Ransomware is one of the most dangerous attacks a small business can experience. According to research, attacks in the UK have increased by 195% and 75% of businesses can lose access to their files for at least two days. Ransomware is a significant problem for UK businesses and specifically small businesses. If you’re attacked, then there is a significant chance that you won’t recover.
So, what are the dangers of ransomware, what do you do if you’re attacked and how can you prevent it? Here are some of the top tips for your small business.
What is ransomware?
Ransomware attacks are when software is maliciously, and unknowing to you, installed on your IT systems that corrupts and encrypts the data to make it unusable. Then the criminal team behind the attack will send you a message promising to make the data usable again if you pay a certain amount.
When you pay this amount, the criminals will often send you a decryption code. However, the success of this varies. Some ransomware is harder to decrypt than others.
Why is ransomware so prolific?
The simple answer to this is because the software, ransomware, can be easy to pass on to targets through malicious emails and sites with poor security which employees enter. In addition, many businesses and even governments are willing to pay the criminals for the return of their data.
Some executives are willing to pay up to $50,000 per attack, which is a fraction of the cost that the lost productivity time can be. Therefore, the attack can be very lucrative for the criminals and with the use of Bitcoins, the crime can be hard to detect.
What do you do if you’ve suffered a ransomware attack?
If you’ve suffered from a ransomware attack then you’ve got a problem. There are three basic options when it comes to this scenario.
* Pay the ransom to the hackers.
* Decrypt the files yourself and remove the malware.
* Wipe your IT system and start again.
The first option is not generally regarded as the safest option. While some criminals will give the decryption codes, they might not work. And some do not. They simply take your money. At the same time, it only encourages the hackers to attack another company or yours again.

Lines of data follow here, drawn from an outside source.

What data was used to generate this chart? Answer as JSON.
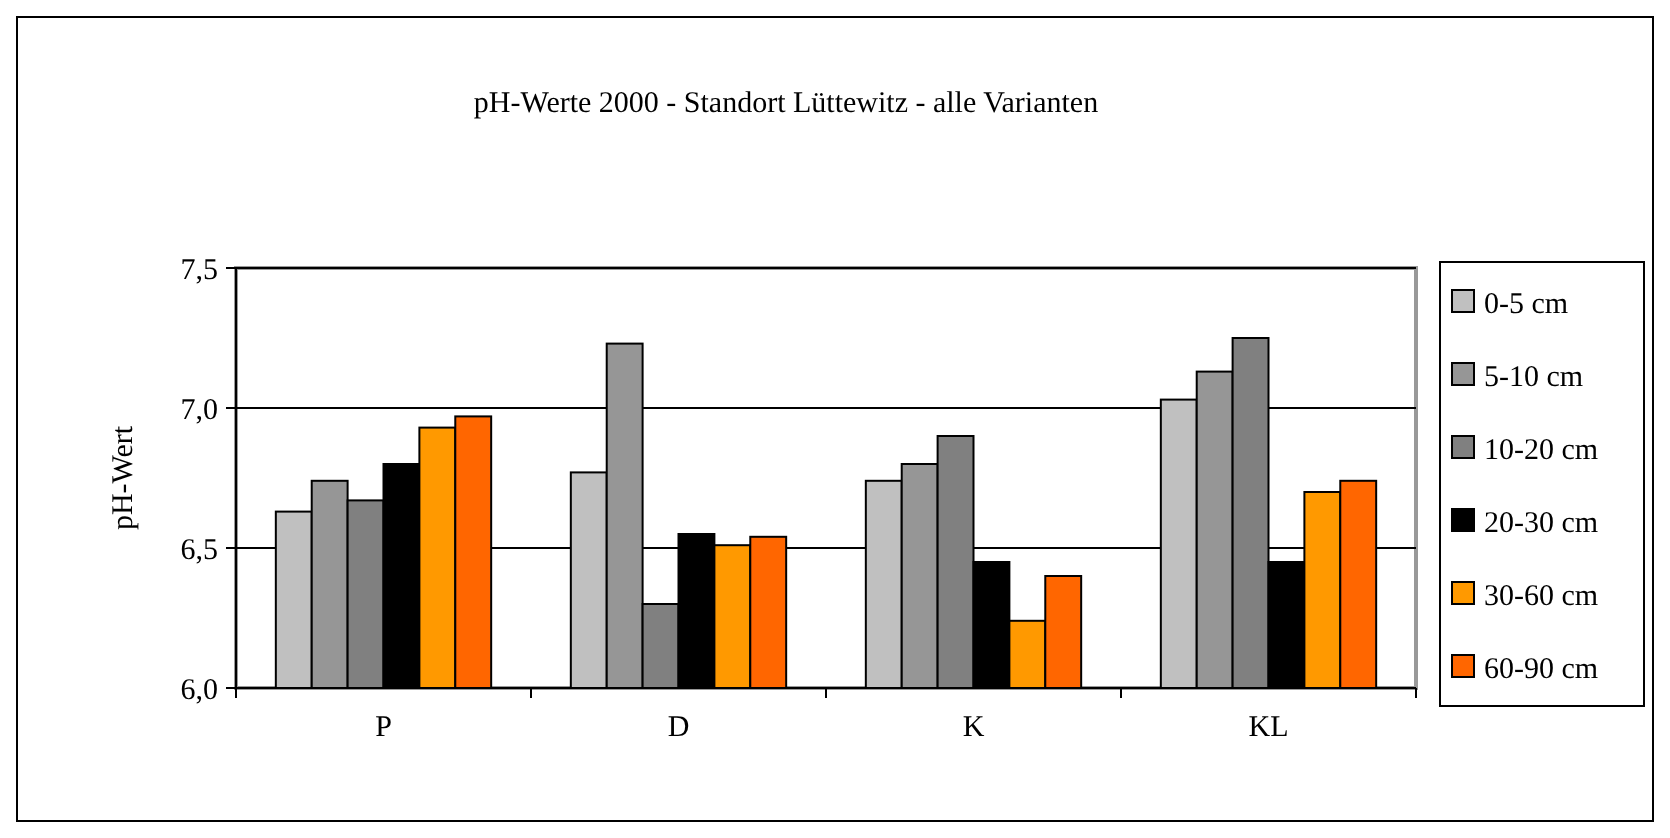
{
  "chart_data": {
    "type": "bar",
    "title": "pH-Werte 2000 - Standort Lüttewitz - alle Varianten",
    "ylabel": "pH-Wert",
    "categories": [
      "P",
      "D",
      "K",
      "KL"
    ],
    "series": [
      {
        "name": "0-5 cm",
        "color": "#c0c0c0",
        "values": [
          6.63,
          6.77,
          6.74,
          7.03
        ]
      },
      {
        "name": "5-10 cm",
        "color": "#969696",
        "values": [
          6.74,
          7.23,
          6.8,
          7.13
        ]
      },
      {
        "name": "10-20 cm",
        "color": "#808080",
        "values": [
          6.67,
          6.3,
          6.9,
          7.25
        ]
      },
      {
        "name": "20-30 cm",
        "color": "#000000",
        "values": [
          6.8,
          6.55,
          6.45,
          6.45
        ]
      },
      {
        "name": "30-60 cm",
        "color": "#ff9900",
        "values": [
          6.93,
          6.51,
          6.24,
          6.7
        ]
      },
      {
        "name": "60-90 cm",
        "color": "#ff6600",
        "values": [
          6.97,
          6.54,
          6.4,
          6.74
        ]
      }
    ],
    "ylim": [
      6.0,
      7.5
    ],
    "yticks": [
      {
        "value": 6.0,
        "label": "6,0"
      },
      {
        "value": 6.5,
        "label": "6,5"
      },
      {
        "value": 7.0,
        "label": "7,0"
      },
      {
        "value": 7.5,
        "label": "7,5"
      }
    ],
    "grid": "y",
    "legend": "right"
  }
}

Decrypting the files yourself can also be challenging. You don’t know exactly what software was used to encrypt your files and you might not know what IT infrastructure was infected. Therefore, you could have a costly, long delay in getting your IT system back online.
Wiping your IT system might be the best option and then you can start again. This option is even more attractive if you keep regular updates of your data. For instance, if your attack happened after a backup, you will lose limited information. This might be frustrating, but you’re more likely to recover from this than an expensive ransom and several days worth of repairing the systems to find out some of the data is simply not recoverable.
You might need to have a disaster recovery team to help you with this option, however. This will speed up the process and allow you to put in place the IT security infrastructure that will prevent such an attack from occurring in the future.
How can you prevent a ransomware attack?
Ransomware is a challenging attack to prevent. This is mostly down to human error. The software that causes the problem is mostly spread through phishing emails or through links on social media or websites. Therefore, you have to trust that your staff are wise and alert enough to protect your business.
The start of this is with IT security training. There are so many ways that attacks can happen that look like normal business behaviour. For instance, a message might be received from what looks like a legitimate organisation/known supplier/customer that has an attachment. The email will tell the employee to open the attachment for information about a missing payment/refund/new order. When this is done, the machine is infected.
Staff need to learn how to recognise when these emails are spoofs and not the real email. They should also learn not to open attachments without knowing what it is exactly and ensuring it is safe.
However, research has found that staff will open suspicious emails, even if they realise that it could be corrupted.
At the same time, staff should be made aware of the dangers of randomly clicking on social media links. These work well for criminals because posts made by friends of the employee are often trusted. But the post could have been created by criminals and posted via a friend’s account in order to look legitimate.
IT security training should be conducted regularly and thoroughly within a business to protect you as well. While learning once is okay, staff are quick to fall back into bad habits.
You should also look at IT infrastructure. Ensure you have the best IT security software, virus scanner and up-to-date IT security patches. Most security breaches are because of a flaw within the IT infrastructure and security systems. Software updates and patches often carry new security protocols to protect systems.
If this is hard for you to do, outsource your IT systems maintenance. By using outsourced IT services, updates can be done more regularly and efficiently. This can be very helpful when it comes to protecting your organisation.
IT security is very important and ransomware is a real threat to your business. By using IT security training and the best software, you can protect your business. But this needs to be a continuous effort and one that all the company is dedicated to.